The first decision anyone has to make when creating an estate plan is whether they want to use a will or a trust as the foundation for that plan. These two similar but unique documents are alternatives to one another and when it comes to estate planning, deciding between a will and a trust can feel like a big decision—but there’s no one-size-fits-all answer. A will might work perfectly for one family, while another might benefit more from the flexibility and probate-avoidance of a trust. It’s all about what makes sense for your family’s unique situation. Maybe a will is enough, or maybe you want the added protection for your kids’ inheritance that a trust can offer. Yes, trusts can have a higher upfront cost, but they might save your family money, time, and stress in the long run. The real question is: what’s right for your family? Let’s break it down.
Probate is expensive. On average, probate costs between 3-8% of the total estate going through the process. This is due to various fees: court fees, executor fees, bond fees, real estate appraisals, business valuations, and of course, attorney fees. These costs can add up quickly, even for what might seem like a simple estate. For a somewhat modest estate worth $750,000, the family could expect probate to cost between $22,500 and $60,000.
A trust is an alternative to a will in most cases, and it has grown in popularity over the past few decades to become the go-to estate planning tool in most states—including Tennessee. Like a will, a trust allows you to put your wishes into writing, specifying where you want your assets to go. However, unlike a will, a trust can manage assets with listed beneficiaries such as retirement accounts and life insurance.
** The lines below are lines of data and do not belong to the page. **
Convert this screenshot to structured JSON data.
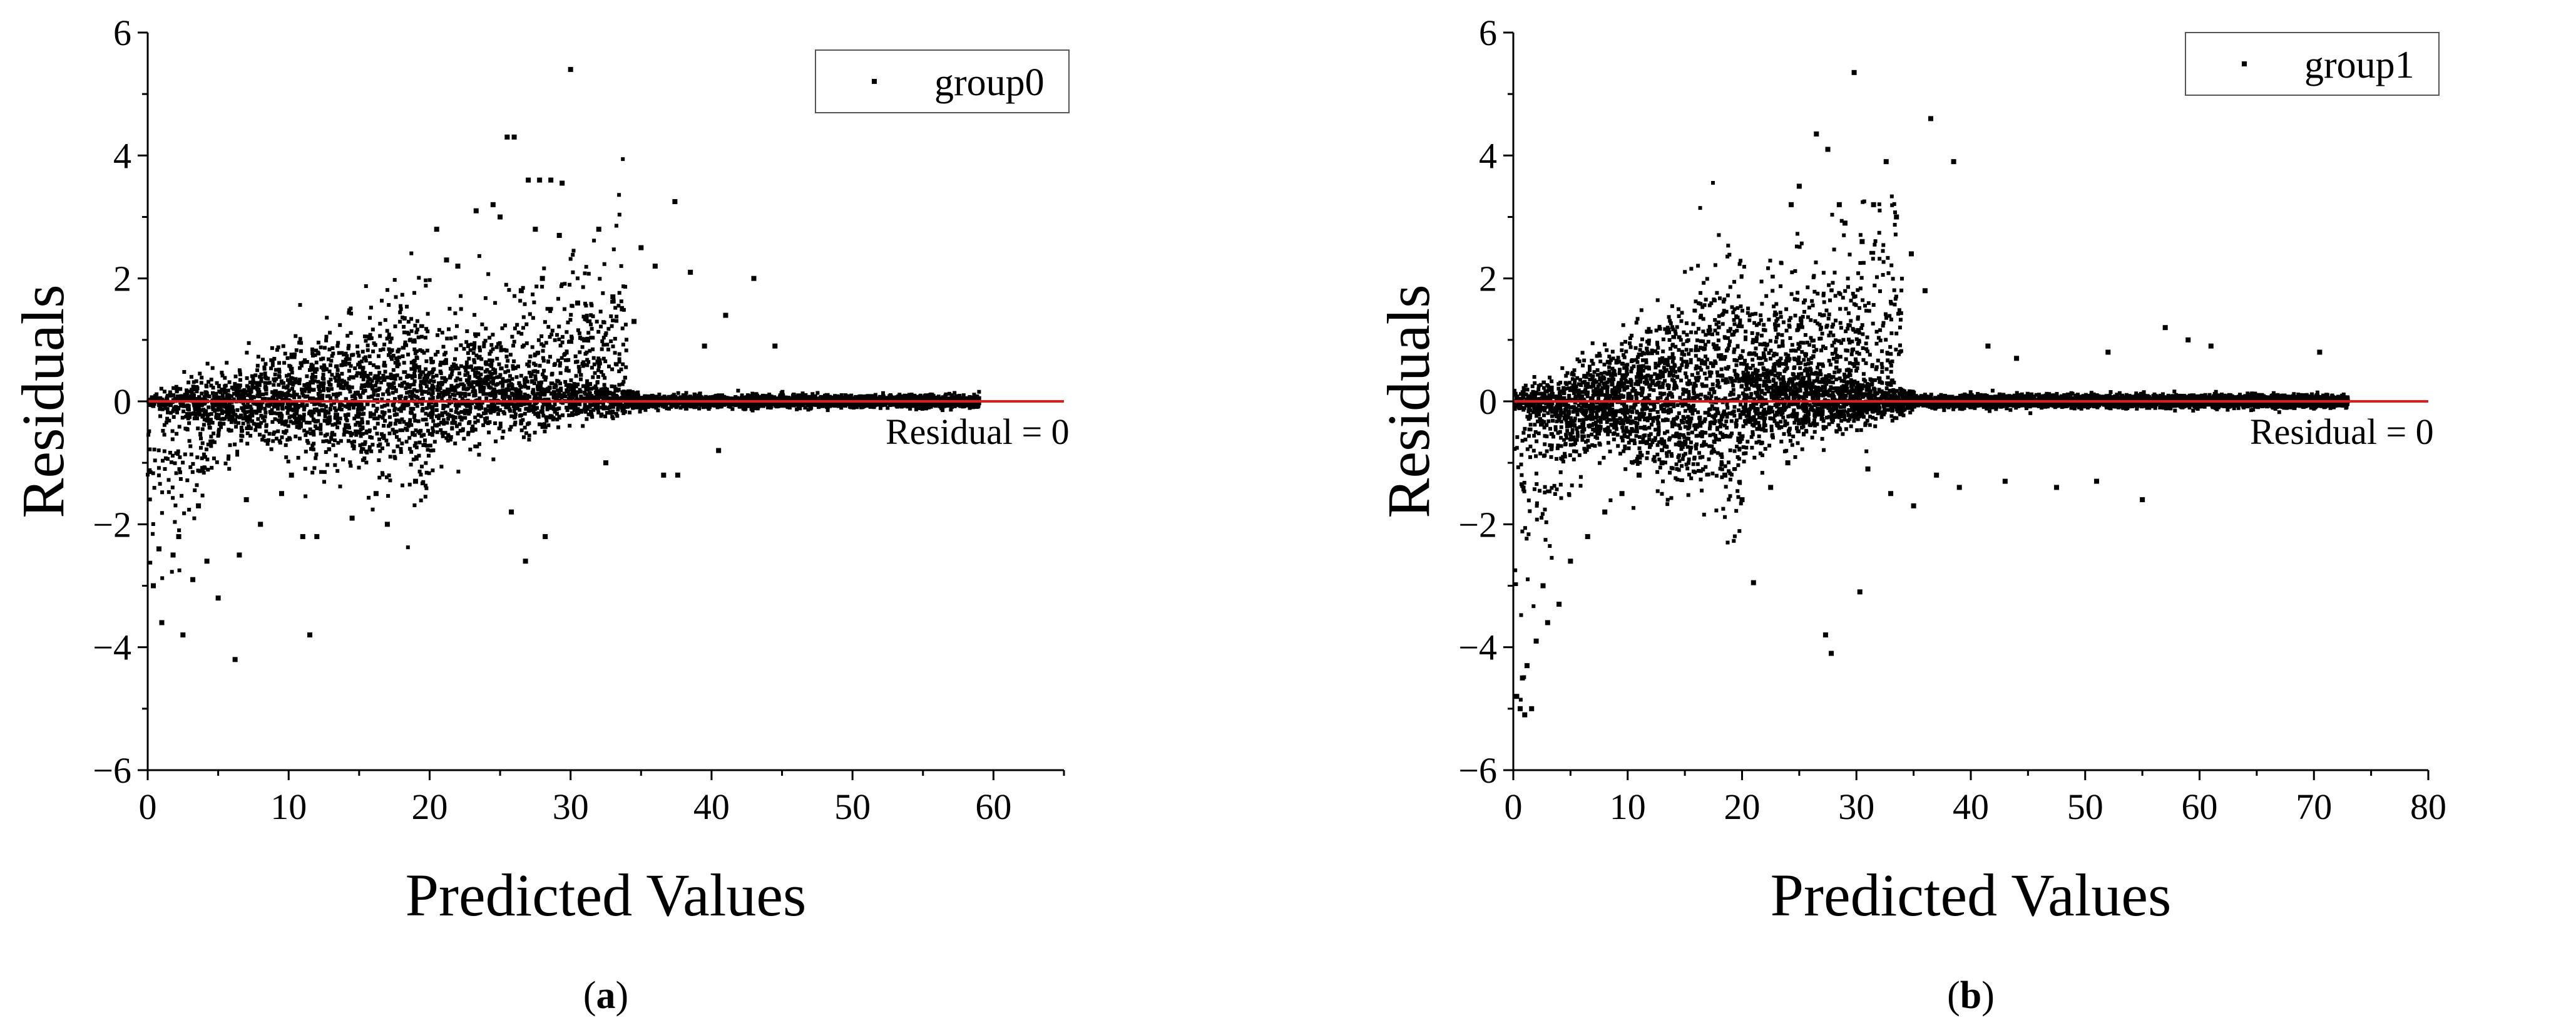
{
  "panels": [
    {
      "panel_label": "a",
      "chart_data": {
        "type": "scatter",
        "title": "",
        "xlabel": "Predicted Values",
        "ylabel": "Residuals",
        "xlim": [
          0,
          65
        ],
        "ylim": [
          -6,
          6
        ],
        "xticks": [
          0,
          10,
          20,
          30,
          40,
          50,
          60
        ],
        "xtick_labels": [
          "0",
          "10",
          "20",
          "30",
          "40",
          "50",
          "60"
        ],
        "yticks": [
          -6,
          -4,
          -2,
          0,
          2,
          4,
          6
        ],
        "ytick_labels": [
          "−6",
          "−4",
          "−2",
          "0",
          "2",
          "4",
          "6"
        ],
        "grid": false,
        "legend": {
          "location": "top-right",
          "entries": [
            "group0"
          ]
        },
        "reference_line": {
          "y": 0,
          "label": "Residual = 0",
          "color": "#e31a1c"
        },
        "series": [
          {
            "name": "group0",
            "color": "#000000",
            "marker": "square",
            "outliers": [
              [
                30.0,
                5.4
              ],
              [
                25.5,
                4.3
              ],
              [
                26.0,
                4.3
              ],
              [
                27.0,
                3.6
              ],
              [
                27.8,
                3.6
              ],
              [
                28.6,
                3.6
              ],
              [
                29.4,
                3.55
              ],
              [
                37.4,
                3.25
              ],
              [
                23.3,
                3.1
              ],
              [
                24.5,
                3.2
              ],
              [
                25.0,
                3.0
              ],
              [
                27.5,
                2.8
              ],
              [
                29.2,
                2.7
              ],
              [
                32.0,
                2.8
              ],
              [
                35.0,
                2.5
              ],
              [
                36.0,
                2.2
              ],
              [
                38.5,
                2.1
              ],
              [
                43.0,
                2.0
              ],
              [
                41.0,
                1.4
              ],
              [
                33.0,
                1.7
              ],
              [
                34.5,
                1.3
              ],
              [
                31.0,
                1.0
              ],
              [
                39.5,
                0.9
              ],
              [
                44.5,
                0.9
              ],
              [
                22.0,
                2.2
              ],
              [
                20.5,
                2.8
              ],
              [
                21.2,
                2.3
              ],
              [
                28.0,
                2.0
              ],
              [
                30.5,
                1.6
              ],
              [
                26.5,
                1.8
              ],
              [
                6.2,
                -4.2
              ],
              [
                11.5,
                -3.8
              ],
              [
                2.5,
                -3.8
              ],
              [
                1.0,
                -3.6
              ],
              [
                0.4,
                -3.0
              ],
              [
                5.0,
                -3.2
              ],
              [
                3.2,
                -2.9
              ],
              [
                1.8,
                -2.5
              ],
              [
                4.2,
                -2.6
              ],
              [
                2.2,
                -2.2
              ],
              [
                0.8,
                -2.4
              ],
              [
                11.0,
                -2.2
              ],
              [
                12.0,
                -2.2
              ],
              [
                14.5,
                -1.9
              ],
              [
                17.0,
                -2.0
              ],
              [
                25.8,
                -1.8
              ],
              [
                26.8,
                -2.6
              ],
              [
                28.2,
                -2.2
              ],
              [
                36.6,
                -1.2
              ],
              [
                37.6,
                -1.2
              ],
              [
                8.0,
                -2.0
              ],
              [
                9.5,
                -1.5
              ],
              [
                7.0,
                -1.6
              ],
              [
                10.2,
                -1.2
              ],
              [
                16.2,
                -1.5
              ],
              [
                19.0,
                -1.3
              ],
              [
                32.5,
                -1.0
              ],
              [
                40.5,
                -0.8
              ],
              [
                6.5,
                -2.5
              ],
              [
                3.6,
                -1.7
              ]
            ],
            "band_description": "about 6000 points densely clustered along the zero line from x=0 to x≈59"
          }
        ]
      }
    },
    {
      "panel_label": "b",
      "chart_data": {
        "type": "scatter",
        "title": "",
        "xlabel": "Predicted Values",
        "ylabel": "Residuals",
        "xlim": [
          0,
          80
        ],
        "ylim": [
          -6,
          6
        ],
        "xticks": [
          0,
          10,
          20,
          30,
          40,
          50,
          60,
          70,
          80
        ],
        "xtick_labels": [
          "0",
          "10",
          "20",
          "30",
          "40",
          "50",
          "60",
          "70",
          "80"
        ],
        "yticks": [
          -6,
          -4,
          -2,
          0,
          2,
          4,
          6
        ],
        "ytick_labels": [
          "−6",
          "−4",
          "−2",
          "0",
          "2",
          "4",
          "6"
        ],
        "grid": false,
        "legend": {
          "location": "top-right",
          "entries": [
            "group1"
          ]
        },
        "reference_line": {
          "y": 0,
          "label": "Residual = 0",
          "color": "#e31a1c"
        },
        "series": [
          {
            "name": "group1",
            "color": "#000000",
            "marker": "square",
            "outliers": [
              [
                29.8,
                5.35
              ],
              [
                36.5,
                4.6
              ],
              [
                26.5,
                4.35
              ],
              [
                38.5,
                3.9
              ],
              [
                32.6,
                3.9
              ],
              [
                31.5,
                3.2
              ],
              [
                33.5,
                3.0
              ],
              [
                28.5,
                3.2
              ],
              [
                27.5,
                4.1
              ],
              [
                25.0,
                3.5
              ],
              [
                30.5,
                2.6
              ],
              [
                34.8,
                2.4
              ],
              [
                36.0,
                1.8
              ],
              [
                24.3,
                3.2
              ],
              [
                29.0,
                2.9
              ],
              [
                41.5,
                0.9
              ],
              [
                57.0,
                1.2
              ],
              [
                59.0,
                1.0
              ],
              [
                61.0,
                0.9
              ],
              [
                70.5,
                0.8
              ],
              [
                44.0,
                0.7
              ],
              [
                52.0,
                0.8
              ],
              [
                21.0,
                -2.95
              ],
              [
                30.3,
                -3.1
              ],
              [
                27.3,
                -3.8
              ],
              [
                27.8,
                -4.1
              ],
              [
                0.6,
                -5.0
              ],
              [
                1.0,
                -5.1
              ],
              [
                1.6,
                -5.0
              ],
              [
                0.3,
                -4.8
              ],
              [
                0.8,
                -4.5
              ],
              [
                1.2,
                -4.3
              ],
              [
                2.0,
                -3.9
              ],
              [
                3.0,
                -3.6
              ],
              [
                4.0,
                -3.3
              ],
              [
                2.6,
                -3.0
              ],
              [
                5.0,
                -2.6
              ],
              [
                6.5,
                -2.2
              ],
              [
                8.0,
                -1.8
              ],
              [
                9.5,
                -1.5
              ],
              [
                11.0,
                -1.2
              ],
              [
                13.0,
                -1.0
              ],
              [
                35.0,
                -1.7
              ],
              [
                39.0,
                -1.4
              ],
              [
                43.0,
                -1.3
              ],
              [
                47.5,
                -1.4
              ],
              [
                51.0,
                -1.3
              ],
              [
                55.0,
                -1.6
              ],
              [
                18.5,
                -1.2
              ],
              [
                22.5,
                -1.4
              ],
              [
                24.0,
                -1.0
              ],
              [
                31.0,
                -1.1
              ],
              [
                33.0,
                -1.5
              ],
              [
                37.0,
                -1.2
              ],
              [
                20.0,
                -1.6
              ]
            ],
            "band_description": "about 8000 points densely clustered along the zero line from x=0 to x≈73"
          }
        ]
      }
    }
  ]
}
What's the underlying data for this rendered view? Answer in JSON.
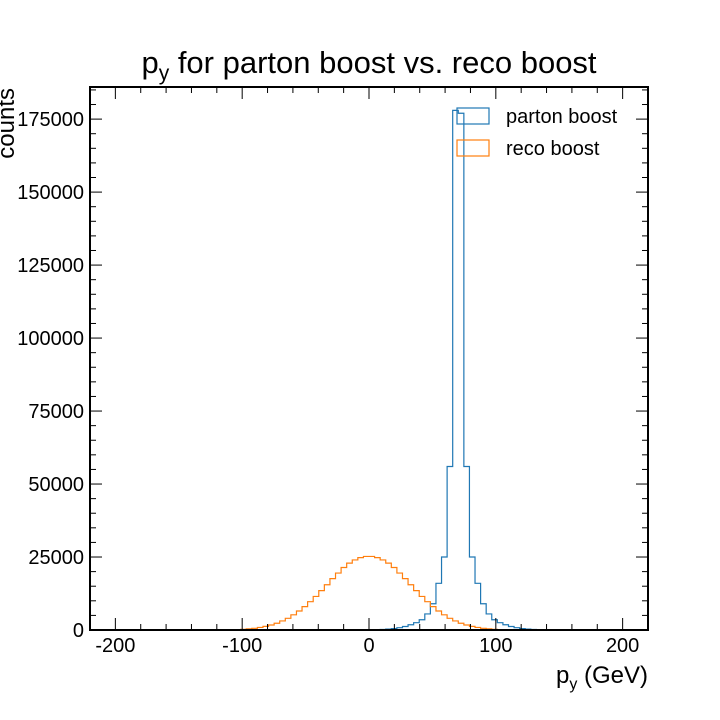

One instance when a trust is almost always preferable over a will is when you own real estate. When real estate has to go through the probate process, selling or passing on the family home becomes a slow and costly process in most cases. A trust streamlines the process, saving money, time, and headache.
When it comes to estate planning, one of the most important decisions parents will make is choosing legal guardians for their children. Naming a legal guardian in your estate plan ensures that your children will be cared for by someone you trust, should something happen to you and your spouse or partner.